Ohne jede „Kopftuchkränkung“
Auch über ein Kopftuchverbot für Lehrerinnen lässt sich sachlich und ideologiefrei diskutieren.
Natürlich sorgt sie jetzt mit ihrer Überlegung für Aufregung. Nach dem Kopftuchverbot bis zur vierten Klasse nun die Überlegung der neuen Integrationsministerin über einen „möglichen nächsten Schritt“, über ein Kopftuchverbot für Lehrerinnen. Mit dem Nachsatz, dass sie einen „breiten Konsens“in der Regierung orte, weil da ja ein Rollenbild in den Schulen vermittelt werde.
Womit sie mit absoluter Sicherheit recht hat. Es könnte für muslimische Mädchen, die kein Kopftuch tragen wollen, noch
schwieriger sein, einen kopftuchfreien Weg zu gehen, wenn die Lehrerin ein Kopftuch trägt.
Es könnte, muss es aber nicht. Erlaubt sein muss es aber, über ein Verbot und seine Folgen nachzudenken. Ohne dass jene, die darüber nachdenken, sofort mit dem Vorwurf geächtet werden, islamfeindlich zu sein. Oder ins rechtsextreme Eck verbannt werden, weil Rechtsextreme dies ebenfalls fordern und dann zu oft ignoriert wird, dass die Forderungen von Rechtsextremen nichts mit Rollenbildern oder dem Schutz von Mädchen zu tun haben.

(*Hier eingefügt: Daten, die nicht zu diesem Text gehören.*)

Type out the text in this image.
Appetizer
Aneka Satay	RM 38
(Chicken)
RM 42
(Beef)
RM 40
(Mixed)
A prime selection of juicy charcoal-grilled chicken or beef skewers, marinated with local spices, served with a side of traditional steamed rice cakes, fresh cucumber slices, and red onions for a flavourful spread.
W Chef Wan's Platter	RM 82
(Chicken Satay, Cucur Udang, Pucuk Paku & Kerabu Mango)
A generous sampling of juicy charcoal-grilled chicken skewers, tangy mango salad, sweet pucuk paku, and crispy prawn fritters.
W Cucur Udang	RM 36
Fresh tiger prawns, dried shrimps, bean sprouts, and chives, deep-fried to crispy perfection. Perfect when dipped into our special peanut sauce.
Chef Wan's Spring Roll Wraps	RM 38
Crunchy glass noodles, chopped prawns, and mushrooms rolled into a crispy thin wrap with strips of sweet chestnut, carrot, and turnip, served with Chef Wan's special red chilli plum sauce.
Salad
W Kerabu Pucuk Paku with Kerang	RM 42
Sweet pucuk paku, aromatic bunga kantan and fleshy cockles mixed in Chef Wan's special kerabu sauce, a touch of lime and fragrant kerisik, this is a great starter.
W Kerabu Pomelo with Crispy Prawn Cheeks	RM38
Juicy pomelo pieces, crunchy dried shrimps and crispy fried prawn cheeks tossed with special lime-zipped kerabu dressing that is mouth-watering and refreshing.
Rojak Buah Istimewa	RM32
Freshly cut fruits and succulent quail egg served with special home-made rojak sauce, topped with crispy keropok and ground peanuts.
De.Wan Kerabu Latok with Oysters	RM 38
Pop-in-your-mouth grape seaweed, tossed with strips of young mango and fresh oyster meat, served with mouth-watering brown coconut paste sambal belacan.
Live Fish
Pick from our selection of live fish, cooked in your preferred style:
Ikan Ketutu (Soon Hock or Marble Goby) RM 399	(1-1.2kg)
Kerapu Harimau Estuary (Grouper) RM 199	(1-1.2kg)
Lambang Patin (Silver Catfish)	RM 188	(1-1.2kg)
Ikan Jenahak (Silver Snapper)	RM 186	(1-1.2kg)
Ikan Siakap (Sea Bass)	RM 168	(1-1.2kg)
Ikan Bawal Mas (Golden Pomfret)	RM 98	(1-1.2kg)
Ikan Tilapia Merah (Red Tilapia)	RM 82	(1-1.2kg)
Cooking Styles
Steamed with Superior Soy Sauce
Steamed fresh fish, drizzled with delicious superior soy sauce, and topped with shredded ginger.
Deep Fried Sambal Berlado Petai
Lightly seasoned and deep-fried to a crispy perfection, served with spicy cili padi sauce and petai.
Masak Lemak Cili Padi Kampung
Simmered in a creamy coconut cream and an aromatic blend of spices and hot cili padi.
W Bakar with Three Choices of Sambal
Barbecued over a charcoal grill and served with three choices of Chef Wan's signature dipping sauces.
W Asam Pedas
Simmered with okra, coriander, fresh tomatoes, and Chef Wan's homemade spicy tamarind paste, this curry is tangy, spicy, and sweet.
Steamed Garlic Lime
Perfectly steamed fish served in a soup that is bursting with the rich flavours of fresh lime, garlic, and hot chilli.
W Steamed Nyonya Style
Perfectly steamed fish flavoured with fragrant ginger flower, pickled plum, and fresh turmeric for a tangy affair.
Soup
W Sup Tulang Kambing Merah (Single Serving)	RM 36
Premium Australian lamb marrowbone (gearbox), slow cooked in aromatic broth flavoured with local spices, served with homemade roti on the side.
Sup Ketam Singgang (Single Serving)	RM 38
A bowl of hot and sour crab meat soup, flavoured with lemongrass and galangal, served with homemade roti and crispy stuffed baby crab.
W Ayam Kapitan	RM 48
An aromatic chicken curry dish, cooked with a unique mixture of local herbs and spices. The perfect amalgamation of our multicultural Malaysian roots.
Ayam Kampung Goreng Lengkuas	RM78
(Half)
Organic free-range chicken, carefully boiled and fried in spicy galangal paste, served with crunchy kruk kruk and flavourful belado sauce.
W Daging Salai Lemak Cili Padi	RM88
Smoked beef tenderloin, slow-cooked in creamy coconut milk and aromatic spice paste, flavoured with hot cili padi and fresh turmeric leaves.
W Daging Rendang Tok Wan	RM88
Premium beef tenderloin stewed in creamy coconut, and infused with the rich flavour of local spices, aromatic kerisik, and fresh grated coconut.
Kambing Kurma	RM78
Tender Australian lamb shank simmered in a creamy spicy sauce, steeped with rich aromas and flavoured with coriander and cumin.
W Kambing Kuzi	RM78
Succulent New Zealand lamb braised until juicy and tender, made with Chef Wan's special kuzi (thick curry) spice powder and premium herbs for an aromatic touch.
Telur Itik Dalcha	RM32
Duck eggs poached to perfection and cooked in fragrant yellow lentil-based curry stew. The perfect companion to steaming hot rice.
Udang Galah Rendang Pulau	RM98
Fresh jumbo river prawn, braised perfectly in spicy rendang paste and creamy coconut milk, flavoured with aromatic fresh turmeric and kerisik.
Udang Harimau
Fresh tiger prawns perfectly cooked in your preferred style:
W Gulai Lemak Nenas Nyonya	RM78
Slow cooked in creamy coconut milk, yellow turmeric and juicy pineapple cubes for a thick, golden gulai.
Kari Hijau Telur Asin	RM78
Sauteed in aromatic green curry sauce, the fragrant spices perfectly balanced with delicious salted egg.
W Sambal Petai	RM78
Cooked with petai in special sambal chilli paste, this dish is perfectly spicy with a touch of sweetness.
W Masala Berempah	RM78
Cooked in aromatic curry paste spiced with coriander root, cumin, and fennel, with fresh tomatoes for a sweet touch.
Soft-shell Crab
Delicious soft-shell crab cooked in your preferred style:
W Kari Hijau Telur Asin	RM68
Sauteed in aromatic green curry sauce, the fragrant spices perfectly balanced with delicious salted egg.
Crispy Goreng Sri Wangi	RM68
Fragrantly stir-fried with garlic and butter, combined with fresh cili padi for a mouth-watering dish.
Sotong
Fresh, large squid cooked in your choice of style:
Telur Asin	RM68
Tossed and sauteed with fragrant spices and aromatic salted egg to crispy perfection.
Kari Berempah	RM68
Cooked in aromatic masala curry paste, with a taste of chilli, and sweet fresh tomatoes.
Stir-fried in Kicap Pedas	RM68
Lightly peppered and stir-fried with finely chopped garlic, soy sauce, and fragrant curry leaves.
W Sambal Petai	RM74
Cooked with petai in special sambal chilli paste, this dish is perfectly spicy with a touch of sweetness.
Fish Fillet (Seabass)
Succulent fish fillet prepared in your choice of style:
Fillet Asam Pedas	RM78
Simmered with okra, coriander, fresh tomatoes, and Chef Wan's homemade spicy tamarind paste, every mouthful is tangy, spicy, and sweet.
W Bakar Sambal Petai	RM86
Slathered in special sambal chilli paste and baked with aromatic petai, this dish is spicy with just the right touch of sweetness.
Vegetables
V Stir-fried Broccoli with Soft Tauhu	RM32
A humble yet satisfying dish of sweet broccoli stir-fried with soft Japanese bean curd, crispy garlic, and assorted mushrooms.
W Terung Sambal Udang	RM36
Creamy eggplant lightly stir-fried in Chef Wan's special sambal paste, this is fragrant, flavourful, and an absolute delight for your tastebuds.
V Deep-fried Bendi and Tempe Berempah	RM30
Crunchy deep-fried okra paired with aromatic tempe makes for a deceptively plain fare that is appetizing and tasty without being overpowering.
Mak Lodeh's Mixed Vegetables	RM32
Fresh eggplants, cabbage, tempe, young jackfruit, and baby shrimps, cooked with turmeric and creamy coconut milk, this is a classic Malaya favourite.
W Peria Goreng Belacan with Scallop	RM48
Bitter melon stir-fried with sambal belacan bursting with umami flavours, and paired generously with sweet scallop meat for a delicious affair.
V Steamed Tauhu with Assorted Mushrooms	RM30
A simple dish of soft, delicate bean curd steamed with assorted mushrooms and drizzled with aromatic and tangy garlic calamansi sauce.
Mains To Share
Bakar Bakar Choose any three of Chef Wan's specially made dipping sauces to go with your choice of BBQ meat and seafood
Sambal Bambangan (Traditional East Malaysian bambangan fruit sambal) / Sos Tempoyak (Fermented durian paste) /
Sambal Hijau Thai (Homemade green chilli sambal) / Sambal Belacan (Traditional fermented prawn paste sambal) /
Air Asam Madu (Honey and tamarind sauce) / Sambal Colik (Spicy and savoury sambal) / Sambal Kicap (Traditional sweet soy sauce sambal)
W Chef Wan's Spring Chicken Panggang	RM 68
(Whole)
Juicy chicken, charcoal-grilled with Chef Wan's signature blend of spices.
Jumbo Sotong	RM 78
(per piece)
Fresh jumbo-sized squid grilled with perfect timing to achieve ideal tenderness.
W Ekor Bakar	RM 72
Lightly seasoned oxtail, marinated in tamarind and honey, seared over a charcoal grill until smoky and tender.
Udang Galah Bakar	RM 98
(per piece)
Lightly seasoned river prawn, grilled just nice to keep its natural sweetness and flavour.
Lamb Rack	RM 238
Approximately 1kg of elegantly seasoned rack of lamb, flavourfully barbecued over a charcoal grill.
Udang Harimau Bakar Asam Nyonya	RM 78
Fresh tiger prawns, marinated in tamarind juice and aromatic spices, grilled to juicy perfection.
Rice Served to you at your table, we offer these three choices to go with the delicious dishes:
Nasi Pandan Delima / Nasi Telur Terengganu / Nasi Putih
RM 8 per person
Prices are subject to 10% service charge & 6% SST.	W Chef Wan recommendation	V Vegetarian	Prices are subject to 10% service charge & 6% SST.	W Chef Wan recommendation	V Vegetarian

Ja, das Kopftuch ist ein ambivalentes Symbol. Für die einen wäre ein Verbot ein Akt gegen die Selbstbestimmung und religiöse Freiheit, für Frauenrechtlerinnen aber ein Akt der Befreiung aus Zwangsrollenbildern. Also warum nicht ruhig diskutieren, was für Schülerinnen wichtig wäre? Der grüne Vizekanzler zeigte gestern, wie emotionsfrei auch ideologisch aufgeladene Themen behandelt werden können. Keine Empörung, kein Vorwurf, dass da „mit Symbolpolitik rassistische Vorurteile bestärkt werden“, keine Rede von „Kopftuchkränkung“. Er meinte ruhig, dass es jedem freistehe, „über nächste Schritte“nachzudenken. Aber dass es da einen Dissens mit ihm geben würde. Auch darüber sollte in Ruhe debattiert werden – am besten mit muslimischen Frauenrechtlerinnen.